You will have noticed the odd one out at the right. It is an oldie but a goodie entitled "Loch Ness and its Monster" by J. A. Carruth. It went through various reprints, of which I have most of them. The edition I had just purchased was the third one of 1950. The first edition came out in 1938, making it the sixth book to be published on the monster. By 1971, it had gone through nine editions.
Carruth was a priest and monk at Fort Augustus Abbey and, like various brothers at the abbey, took a keen interest in the monster that had turned up on their shoreline. His photograph is shown below. The output of his particular interest was this booklet that sold at the Abbey bookshop and no doubt elsewhere.
The booklet itself is not remarkable by the standards of the literature as its aim was to be an introductory text aimed at the tourist market. In fact, the Abbey monks had previously attempted this with the publication of a similar booklet, "The Mysterious Monster of Loch Ness" in 1934. Being a booklet of about 23 pages, it covers the facts about the loch and argues that the creature is a native of the loch, quoting the well known story of St. Columba and goes through some eye witness accounts.
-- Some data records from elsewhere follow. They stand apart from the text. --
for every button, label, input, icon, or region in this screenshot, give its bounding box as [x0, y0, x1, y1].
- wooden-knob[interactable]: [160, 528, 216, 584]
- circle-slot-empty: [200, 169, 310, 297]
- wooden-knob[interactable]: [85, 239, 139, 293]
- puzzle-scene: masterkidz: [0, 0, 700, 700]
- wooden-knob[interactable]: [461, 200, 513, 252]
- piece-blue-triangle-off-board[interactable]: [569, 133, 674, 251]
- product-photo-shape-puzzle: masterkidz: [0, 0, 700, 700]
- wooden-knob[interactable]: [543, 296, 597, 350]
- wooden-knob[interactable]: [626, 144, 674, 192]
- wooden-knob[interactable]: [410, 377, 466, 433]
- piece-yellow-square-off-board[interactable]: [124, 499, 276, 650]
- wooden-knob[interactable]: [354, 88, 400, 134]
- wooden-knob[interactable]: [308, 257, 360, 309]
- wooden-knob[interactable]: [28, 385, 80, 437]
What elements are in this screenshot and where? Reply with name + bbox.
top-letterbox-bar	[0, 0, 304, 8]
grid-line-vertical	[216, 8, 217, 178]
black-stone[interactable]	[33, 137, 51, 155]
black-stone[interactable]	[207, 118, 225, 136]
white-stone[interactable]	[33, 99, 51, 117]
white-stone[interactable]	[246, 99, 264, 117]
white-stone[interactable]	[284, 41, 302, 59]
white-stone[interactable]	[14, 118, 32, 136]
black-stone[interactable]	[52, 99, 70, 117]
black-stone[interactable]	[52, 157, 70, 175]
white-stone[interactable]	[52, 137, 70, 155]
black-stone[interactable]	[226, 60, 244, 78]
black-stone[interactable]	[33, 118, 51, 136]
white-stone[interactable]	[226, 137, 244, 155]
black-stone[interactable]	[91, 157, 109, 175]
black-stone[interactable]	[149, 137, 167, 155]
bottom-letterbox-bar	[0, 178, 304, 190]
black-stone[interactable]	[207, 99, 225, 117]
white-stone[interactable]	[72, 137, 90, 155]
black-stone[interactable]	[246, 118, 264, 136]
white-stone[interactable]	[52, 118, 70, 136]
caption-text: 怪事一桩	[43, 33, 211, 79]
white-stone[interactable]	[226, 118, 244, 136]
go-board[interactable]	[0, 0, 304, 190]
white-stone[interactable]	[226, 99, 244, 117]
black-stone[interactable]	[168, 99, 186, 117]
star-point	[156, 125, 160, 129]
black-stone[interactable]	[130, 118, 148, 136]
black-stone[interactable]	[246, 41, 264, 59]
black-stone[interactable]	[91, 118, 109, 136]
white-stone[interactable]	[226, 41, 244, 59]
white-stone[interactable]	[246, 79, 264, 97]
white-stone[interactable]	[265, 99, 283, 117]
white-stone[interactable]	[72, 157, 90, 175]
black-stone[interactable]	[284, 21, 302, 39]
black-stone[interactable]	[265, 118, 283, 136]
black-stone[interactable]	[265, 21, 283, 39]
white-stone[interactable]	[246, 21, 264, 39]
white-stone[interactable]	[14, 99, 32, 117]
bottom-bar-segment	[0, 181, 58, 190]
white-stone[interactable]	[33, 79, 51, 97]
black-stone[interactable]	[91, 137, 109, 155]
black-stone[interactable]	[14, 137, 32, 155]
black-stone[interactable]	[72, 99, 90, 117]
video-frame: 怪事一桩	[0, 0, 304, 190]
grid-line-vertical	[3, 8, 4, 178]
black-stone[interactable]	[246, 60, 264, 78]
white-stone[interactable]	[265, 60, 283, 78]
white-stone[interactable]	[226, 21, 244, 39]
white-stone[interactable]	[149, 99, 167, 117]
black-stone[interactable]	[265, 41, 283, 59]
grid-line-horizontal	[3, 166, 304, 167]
We learn a bit more about Fr. Carruth when David Cooke interviewed him for his 1969 book, "The Great Monster Hunt". At the time, Carruth was the Abbey tour guide, but took time out to speak to Cooke. He spoke of his thirty plus years by the loch studying the phenomenon and talking to many people who claimed to have seen it.
Actually, when you read Cooke's conversation with Carruth, it is almost verbatim lifted from Carruth's booklet; which makes me think Cooke just quoted it or Carruth knew his booklet very well indeed!
However, Carruth expanded on his own sighting in 1962. It was an early morning sighting from the Abbey and was the classic upturned boat shape moving away from him. It was black and bigger than any boat he had seen in the loch. He said his sighting "really wasn't very much" but I am sure plenty of us would settle for such an experience! (note that Carruth's brother, Edmund, was also a monk at the Abbey and had a couple of sightings to his name)
Carruth was also a good friend of Tim Dinsdale, who met him at the Abbey on his very first visit to Loch Ness in 1960. In fact, arch-sceptic, Ronald Binns, plunges deep into Loch Speculation, by suggesting that Dinsdale meeting such "hierophants" as Carruth only heightened his expectation of seeing "monsters".
Carruth was one of the enduring characters of the Loch Ness Monster who is present from its beginnings in 1933 right through to its peak decades in the 1960s and 70s. The Abbey is closed now and its monks dispersed. Monster hunters and sceptics come and go, but the Monster itself will outlast them all.